The Wellcome Trust Sanger Institute has purchased OpGen's Argus Optical Mapping System, which is expected to reduce the time and cost of whole genome sequence assembly. The Mapping and Archive Sequencing Division at the Sanger Institute plans to begin optical mapping of bacteria and parasites in January.
“Traditional mapping techniques used to create a physical map of ordered sequence contigs can take 3–6 months to complete for a small eukaryote such as a helminth,” says Carol Churcher, head of sequencing operations, Sanger Institute. “We need a new approach to improve the efficiency of finishing and validating sequence assemblies.”
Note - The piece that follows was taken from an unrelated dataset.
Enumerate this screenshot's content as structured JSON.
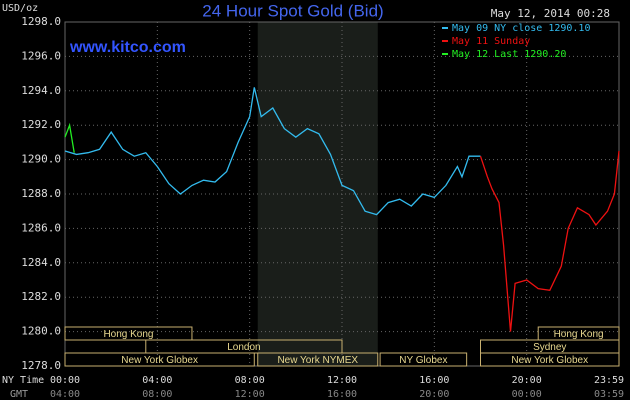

Launched in June 2010, the Argus Optical Mapping System provides high-resolution, whole genome restriction maps for strain typing, comparative genomics, and sequence assembly of microbial genomes. It is based on technology that generates ordered, whole genome restriction maps from single DNA molecules. This technology is free from the limitations of gel, PCR, and sequencing-based methodologies, according to the firm.
By utilizing an optical map as the whole genome scaffold, researchers are able to identify gaps in a sequence and target specific areas of the genome for additional sequencing. This reduces the need for thousands of cloning, PCR, and sequencing reactions involved with traditional finishing techniques. It also provides a sequence method for whole genome sequence assembly validation.
In September 2010, OpGen secured $17 million Series B equity financing to support the marketing of the Optical Mapping System, to fund the development of new applications that will complement sequencing technologies and help facilitate rapid completion of large genome mapping, and to finish technologies currently under development at the company. In November 2010, BGI announced its intent to use Argus Optical Mapping System for de novo sequence finishing in human, plant, and animal genomes.